十話 我、面倒ごとに巻き込まれる
ネタ!!!
頂戴!!
by( ˊ̱˂˃ˋ̱ )なめこ
んっんっ…プハー!!!
生き返る!!
思ったより湖が近くにあって助かった。鴉モドキは不味いから二度と食べないと心に誓う。
さて、周りはすっかり真っ暗だ。俺も何だか眠くなってきた。色々あったもんな…
幸いにもチート級に強い力を持ってるわけだから襲われてピンチ!!みたいな状況にはそう簡単には陥らないだろう。
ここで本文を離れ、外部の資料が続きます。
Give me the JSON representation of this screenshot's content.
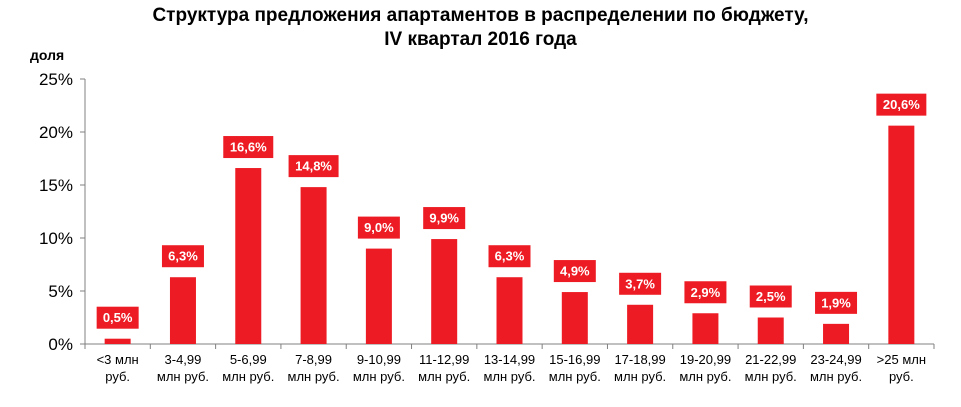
{
  "chart_data": {
    "type": "bar",
    "title": [
      "Структура  предложения апартаментов в распределении по бюджету,",
      "IV квартал 2016 года"
    ],
    "ylabel": "доля",
    "ylim": [
      0,
      25
    ],
    "yticks": [
      "0%",
      "5%",
      "10%",
      "15%",
      "20%",
      "25%"
    ],
    "grid": false,
    "bar_color": "#ED1C24",
    "categories": [
      [
        "<3 млн",
        "руб."
      ],
      [
        "3-4,99",
        "млн руб."
      ],
      [
        "5-6,99",
        "млн руб."
      ],
      [
        "7-8,99",
        "млн руб."
      ],
      [
        "9-10,99",
        "млн руб."
      ],
      [
        "11-12,99",
        "млн руб."
      ],
      [
        "13-14,99",
        "млн руб."
      ],
      [
        "15-16,99",
        "млн руб."
      ],
      [
        "17-18,99",
        "млн руб."
      ],
      [
        "19-20,99",
        "млн руб."
      ],
      [
        "21-22,99",
        "млн руб."
      ],
      [
        "23-24,99",
        "млн руб."
      ],
      [
        ">25 млн",
        "руб."
      ]
    ],
    "values": [
      0.5,
      6.3,
      16.6,
      14.8,
      9.0,
      9.9,
      6.3,
      4.9,
      3.7,
      2.9,
      2.5,
      1.9,
      20.6
    ],
    "data_labels": [
      "0,5%",
      "6,3%",
      "16,6%",
      "14,8%",
      "9,0%",
      "9,9%",
      "6,3%",
      "4,9%",
      "3,7%",
      "2,9%",
      "2,5%",
      "1,9%",
      "20,6%"
    ]
  }
}
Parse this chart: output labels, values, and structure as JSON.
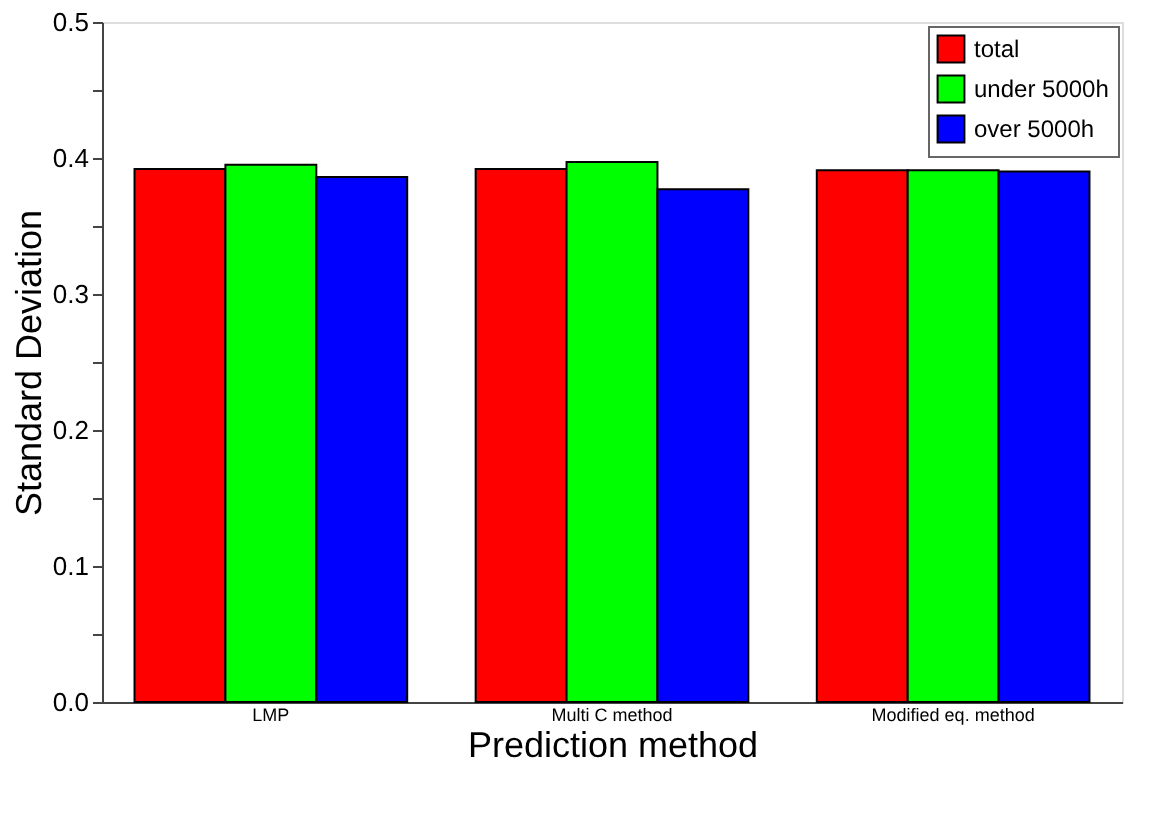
{
  "chart_data": {
    "type": "bar",
    "xlabel": "Prediction method",
    "ylabel": "Standard Deviation",
    "categories": [
      "LMP",
      "Multi C method",
      "Modified eq. method"
    ],
    "series": [
      {
        "name": "total",
        "color": "#ff0000",
        "values": [
          0.392,
          0.392,
          0.391
        ]
      },
      {
        "name": "under 5000h",
        "color": "#00ff00",
        "values": [
          0.395,
          0.397,
          0.391
        ]
      },
      {
        "name": "over 5000h",
        "color": "#0000ff",
        "values": [
          0.386,
          0.377,
          0.39
        ]
      }
    ],
    "ylim": [
      0,
      0.5
    ],
    "yticks": [
      {
        "value": 0,
        "label": "0.0"
      },
      {
        "value": 0.05,
        "label": null
      },
      {
        "value": 0.1,
        "label": "0.1"
      },
      {
        "value": 0.15,
        "label": null
      },
      {
        "value": 0.2,
        "label": "0.2"
      },
      {
        "value": 0.25,
        "label": null
      },
      {
        "value": 0.3,
        "label": "0.3"
      },
      {
        "value": 0.35,
        "label": null
      },
      {
        "value": 0.4,
        "label": "0.4"
      },
      {
        "value": 0.45,
        "label": null
      },
      {
        "value": 0.5,
        "label": "0.5"
      }
    ],
    "legend": "top right",
    "grid": false
  }
}
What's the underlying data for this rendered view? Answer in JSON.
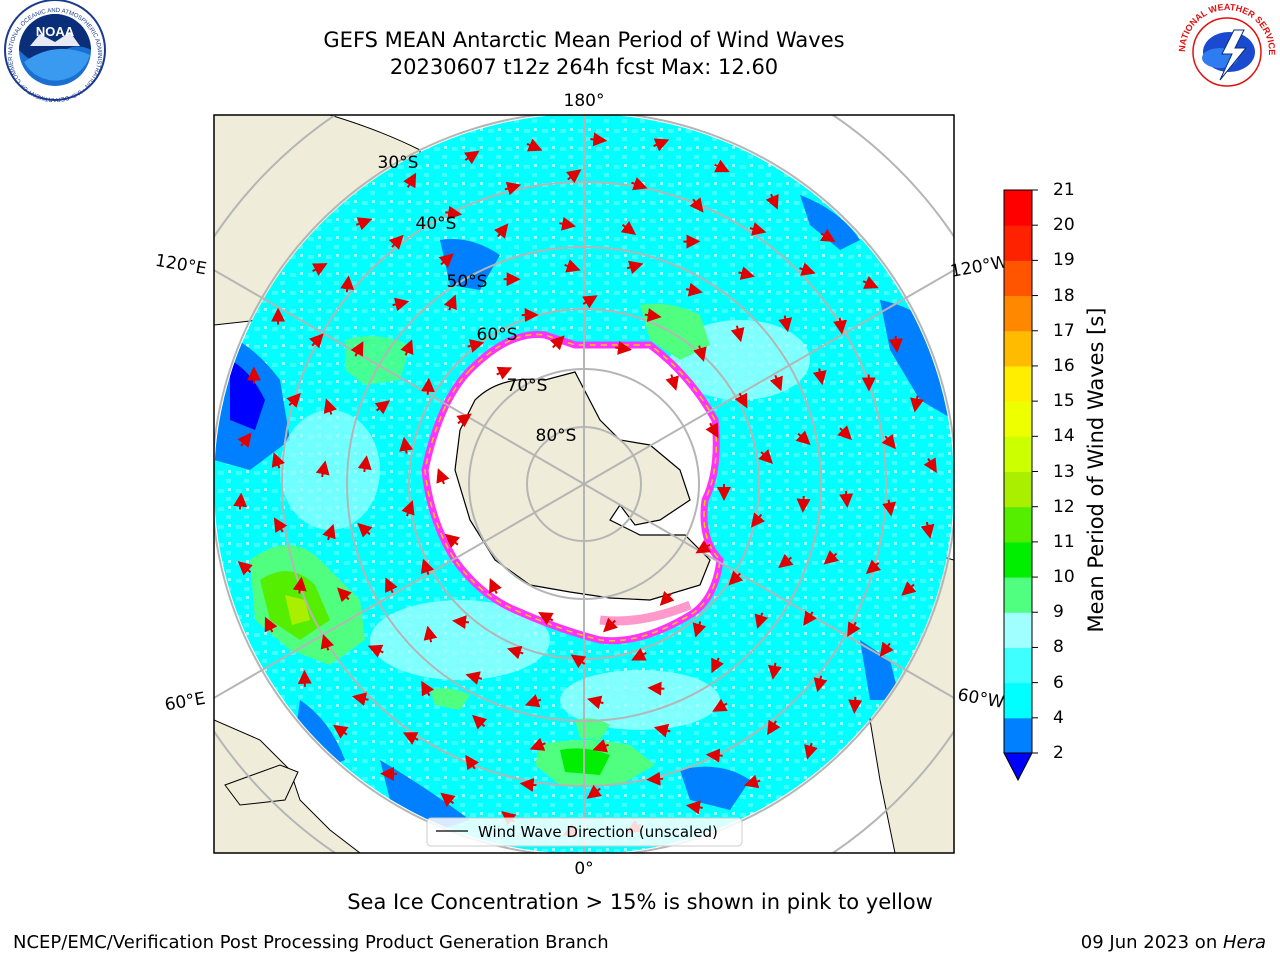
{
  "title": {
    "line1": "GEFS MEAN Antarctic Mean Period of Wind Waves",
    "line2": "20230607 t12z 264h fcst   Max: 12.60"
  },
  "map": {
    "projection": "south-polar-stereographic",
    "lon_labels": {
      "top": "180°",
      "bottom": "0°",
      "upper_left": "120°E",
      "lower_left": "60°E",
      "upper_right": "120°W",
      "lower_right": "60°W"
    },
    "lat_labels": [
      "30°S",
      "40°S",
      "50°S",
      "60°S",
      "70°S",
      "80°S"
    ],
    "legend_label": "Wind Wave Direction (unscaled)",
    "land_color": "#efecd9",
    "sea_ice_colors": [
      "#ff33ff",
      "#ff99cc",
      "#ffcc00"
    ]
  },
  "colorbar": {
    "label": "Mean Period of Wind Waves [s]",
    "ticks": [
      "2",
      "4",
      "6",
      "8",
      "9",
      "10",
      "11",
      "12",
      "13",
      "14",
      "15",
      "16",
      "17",
      "18",
      "19",
      "20",
      "21"
    ],
    "colors": [
      "#0000ff",
      "#0080ff",
      "#00ffff",
      "#40ffff",
      "#a0ffff",
      "#50ff80",
      "#00ee00",
      "#55ee00",
      "#aaee00",
      "#ccff00",
      "#eeff00",
      "#ffee00",
      "#ffbb00",
      "#ff8800",
      "#ff5500",
      "#ff2200",
      "#ff0000"
    ],
    "extend_color": "#0000ff"
  },
  "bottom_note": "Sea Ice Concentration > 15% is shown in pink to yellow",
  "footer": {
    "left": "NCEP/EMC/Verification Post Processing Product Generation Branch",
    "right_prefix": "09 Jun 2023 on ",
    "right_italic": "Hera"
  },
  "logos": {
    "noaa": {
      "text": "NOAA",
      "ring": "NATIONAL OCEANIC AND ATMOSPHERIC ADMINISTRATION · U.S. DEPARTMENT OF COMMERCE"
    },
    "nws": {
      "ring": "NATIONAL WEATHER SERVICE"
    }
  }
}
…あぁ…でも、興奮して眠れないな。修学旅行の前日みたいだ。
これは寝付くのは難しいかもな…もしかしたら眠れないかもしれない。
…
……
………
ガァ…ガァ…ガァァアアア!!…
目が覚めた。
空を見上げる。雲一つない綺麗な青空が広がっている。うん、本日は晴天なり!
周りを見渡す。一つの乱れもない騎士団みたいな人達が俺を囲っている。うん、四面楚歌!
うん、うん、うん…ふざけんなよ?
何で青空見た後に騎士団を見なきゃいけないの?
しかも、何であんな殺気立ってんの?
ん?なんか少し偉そうな騎士が集団の中から出てきた。
「人間の言葉が分かるか?この化物!分かるんだったら大人しく狩られろ!!せめてもの情けに苦痛なく殺してやる!」
偉そうな騎士は得意げにそれを言うと俺を見てくる。
えーと…こいつだけ殺っていいかな?
無性に殺意が湧いた。
…
一瞬本気であのウザさ満載の騎士を殺すか迷った。
だけど駄目だ!俺だって一応は元人間だ!人殺しはさすがに駄目だ!!
「知能もないのか?この図体だけの木偶の坊は?」
ふんぬぅーーー!!!!
飛びかかるのをすんでのところで止める。
えーと?何だ?こいつは人を怒らせる天才かな?だったら是非とも騎士などでは無く、それが生かせる方面に進むことをお勧めする。
「ひっ!ひぃ!!」
騎士達の間で動揺が走る。飛びかかるのを止めるのを悩んでいる姿が怖いらしい。
あれ?まさかこの世界の人間ってめっちゃ弱い部類か?この程度でビビるって…
これって…うん、試してみよう。
…特技!クライ!!
『ウォォオオオオン!!!』
うっは…面白いように騎士達が倒れていく。
この隙を逃すわけにはいかない。
俺はムカつく騎士の顔を踏み台にして森へと走っていった。